As instituições selecionadas pelo edital serão responsáveis por coordenar a implantação das tecnologias sociais, executadas por entidades previamente credenciadas no Programa Nacional de Apoio à Captação de Água de Chuva e Outras Tecnologias Sociais de Acesso à Água, conhecido como Programa Cisternas.
As soluções previstas permitirão a captação, o armazenamento e a filtragem de água destinada ao consumo humano. Além disso, a iniciativa pretende estimular a inclusão social e produtiva sustentável, fortalecendo a produção de alimentos e contribuindo para a preservação dos modos de vida tradicionais associados à proteção da floresta.
Segurança hídrica e desenvolvimento sustentável
O Sanear Indígena é o segundo edital lançado no âmbito do acordo firmado entre os ministérios e o BNDES. O instrumento foi criado para promover ações voltadas ao acesso à água, à inclusão produtiva e à melhoria das condições de vida de famílias rurais de baixa renda, especialmente povos e comunidades tradicionais.
A primeira etapa da parceria, lançada em 2024, selecionou três instituições para implementar projetos de uso sustentável em Reservas Extrativistas (Resex), Florestas Nacionais (Flonas), comunidades quilombolas e assentamentos agroextrativistas. A iniciativa beneficiou 4.626 famílias nos estados do Acre, Amazonas, Amapá, Pará e Rondônia.

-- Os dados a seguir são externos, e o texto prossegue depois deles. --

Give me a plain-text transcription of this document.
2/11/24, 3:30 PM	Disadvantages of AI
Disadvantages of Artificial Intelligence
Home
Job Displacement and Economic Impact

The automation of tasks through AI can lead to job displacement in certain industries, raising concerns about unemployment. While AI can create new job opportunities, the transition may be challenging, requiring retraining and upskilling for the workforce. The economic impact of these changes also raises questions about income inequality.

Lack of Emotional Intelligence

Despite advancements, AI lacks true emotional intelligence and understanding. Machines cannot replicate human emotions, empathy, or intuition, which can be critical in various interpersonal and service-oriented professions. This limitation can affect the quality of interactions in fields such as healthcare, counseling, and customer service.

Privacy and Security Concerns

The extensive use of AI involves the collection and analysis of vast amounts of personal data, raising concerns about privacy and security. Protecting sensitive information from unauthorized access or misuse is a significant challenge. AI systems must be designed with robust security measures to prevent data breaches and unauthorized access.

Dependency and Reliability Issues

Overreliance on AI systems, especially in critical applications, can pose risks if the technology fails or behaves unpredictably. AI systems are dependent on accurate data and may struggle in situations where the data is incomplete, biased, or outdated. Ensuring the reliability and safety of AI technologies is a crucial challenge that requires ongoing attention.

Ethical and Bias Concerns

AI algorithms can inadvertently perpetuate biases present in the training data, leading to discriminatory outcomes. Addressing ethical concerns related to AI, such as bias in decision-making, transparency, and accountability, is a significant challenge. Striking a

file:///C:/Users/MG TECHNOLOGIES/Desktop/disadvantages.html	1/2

Com o novo edital, o Fundo Amazônia amplia sua atuação em projetos que associam conservação ambiental e fortalecimento dos povos tradicionais. A ação soma-se a outras iniciativas voltadas à restauração florestal, regularização fundiária, monitoramento ambiental, combate a incêndios e promoção de atividades econômicas sustentáveis.
Anúncio ocorreu no Palácio do Planalto
O lançamento do edital foi anunciado durante cerimônia em alusão ao Dia Mundial do Meio Ambiente, realizada no Palácio do Planalto no último dia 10 de junho. O evento contou com a presença do presidente Luiz Inácio Lula da Silva, do ministro do Meio Ambiente e Mudança do Clima, João Paulo Capobianco, e da diretora socioambiental do BNDES, Tereza Campello.
Na mesma cerimônia, foram formalizados 58 contratos de restauração florestal vinculados ao projeto Restaura Amazônia. A iniciativa conta com a participação do Instituto Sociedade, População e Natureza (ISPN), do Instituto de Pesquisa Ambiental da Amazônia (IPAM) e do Instituto Socioambiental (ISA).
Os contratos apoiarão ações de recuperação ambiental em 77 assentamentos, 35 terras indígenas e 17 unidades de conservação. A meta é restaurar cerca de 15 mil hectares de floresta nativa, gerar mais de 6 mil empregos verdes, valorizar conhecimentos tradicionais e ampliar oportunidades de renda para as populações locais.
Fundo Amazônia amplia alcance na proteção da floresta
Criado em 2008, o Fundo Amazônia é considerado a maior iniciativa de redução de emissões por desmatamento e degradação florestal baseada em resultados do mundo. O mecanismo capta doações internacionais vinculadas ao desempenho brasileiro na redução do desmatamento e transforma esses recursos em investimentos voltados ao desenvolvimento sustentável da Amazônia.
Coordenado pelo MMA e gerido pelo BNDES, o fundo já destinou R$ 5,3 bilhões a 153 projetos. As iniciativas apoiadas alcançaram mais de 650 organizações, 169 Terras Indígenas, 192 Unidades de Conservação e cerca de 260 mil pessoas.
Em 2025, o Fundo Amazônia registrou o maior volume anual de aprovações desde sua criação, com aproximadamente R$ 2 bilhões em projetos autorizados. Nos últimos anos, o mecanismo ampliou sua atuação em áreas como restauração florestal, bioeconomia, produção sustentável, regularização territorial, fiscalização ambiental e proteção dos povos e comunidades tradicionais da Amazônia.